Muniga recalls Grettenberger’s product planners fighting for a Cadillac SUV years before Ford beat GM to the market with the 1998 Lincoln Navigator.

“In 1992 or 1993, I was asked to go in to a staff meeting. They had proposed a truck [SUV] for Cadillac. There was a lot of conversation about it. We saw where the market was headed, but you still had the traditional Cadillac buyer,” Muniga said. “There was a lot of discussion about whether the traditional Cadillac buyer would accept this. On the other side of the fence, we had to get younger people in our vehicles.”

GM, beset with a host of financial, quality, manufacturing and other problems, did not approve Cadillac’s request for an SUV.

In 1997, as Grettenberger was retiring, Lincoln introduced the Navigator and it became a big hit for Cadillac’s biggest rival. That’s when GM’s board finally approved a Cadillac-badged SUV. In just seven months, the Escalade, a barely disguised GMC Denali, appeared in Cadillac showrooms.

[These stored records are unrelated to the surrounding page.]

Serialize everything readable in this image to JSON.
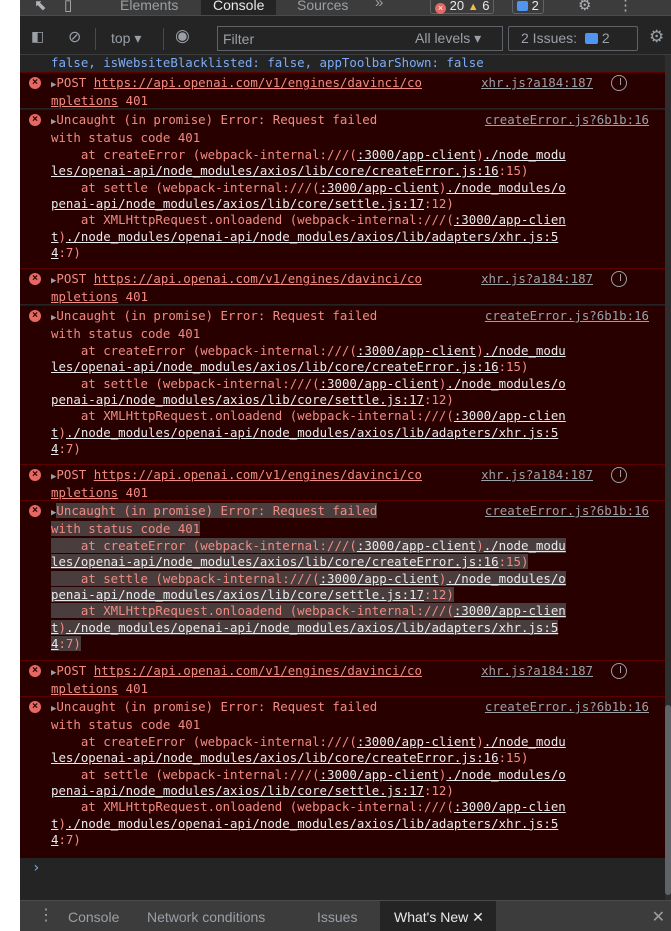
{
  "tabbar": {
    "tabs": [
      "Elements",
      "Console",
      "Sources"
    ],
    "active": "Console",
    "more": "»",
    "error_count": "20",
    "warning_count": "6",
    "message_count": "2"
  },
  "toolbar": {
    "context": "top",
    "filter_placeholder": "Filter",
    "levels": "All levels",
    "issues_label": "2 Issues:",
    "issues_count": "2"
  },
  "console": {
    "first_line": "false, isWebsiteBlacklisted: false, appToolbarShown: false",
    "post": {
      "label": "POST",
      "url_l1": "https://api.openai.com/v1/engines/davinci/co",
      "url_l2": "mpletions",
      "status": "401",
      "source": "xhr.js?a184:187"
    },
    "error": {
      "line1": "Uncaught (in promise) Error: Request failed",
      "line2": "with status code 401",
      "source": "createError.js?6b1b:16",
      "at1_prefix": "    at createError (webpack-internal:///(",
      "at1_host": ":3000/app-client",
      "at1_mid": ")",
      "at1_path1": "./node_modu",
      "at1_path2": "les/openai-api/node_modules/axios/lib/core/createError.js:16",
      "at1_tail": ":15)",
      "at2_prefix": "    at settle (webpack-internal:///(",
      "at2_host": ":3000/app-client",
      "at2_mid": ")",
      "at2_path1": "./node_modules/o",
      "at2_path2": "penai-api/node_modules/axios/lib/core/settle.js:17",
      "at2_tail": ":12)",
      "at3_prefix": "    at XMLHttpRequest.onloadend (webpack-internal:///(",
      "at3_host1": ":3000/app-clien",
      "at3_host2": "t",
      "at3_mid": ")",
      "at3_path1": "./node_modules/openai-api/node_modules/axios/lib/adapters/xhr.js:5",
      "at3_path2": "4",
      "at3_tail": ":7)"
    },
    "prompt": "›"
  },
  "drawer": {
    "tabs": [
      "Console",
      "Network conditions",
      "Issues",
      "What's New"
    ],
    "active": "What's New"
  },
  "colors": {
    "error_bg": "#290000",
    "error_text": "#f28b82",
    "link_blue": "#7cacf8"
  }
}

After Grettenberger’s retirement, he returned to Lansing and worked in his family’s oil business and, in later years, served on the boards of directors for several companies.

Services for Grettenberger, who died of cancer, are not going to be held because of the coronavirus pandemic, his family said. A celebration of life will be scheduled at a later date.

Editor’s note: In an earlier version of this story, the caption in the top photo misidentified the vehicle with John Grettenberger. It is the Seville, not the DeVille.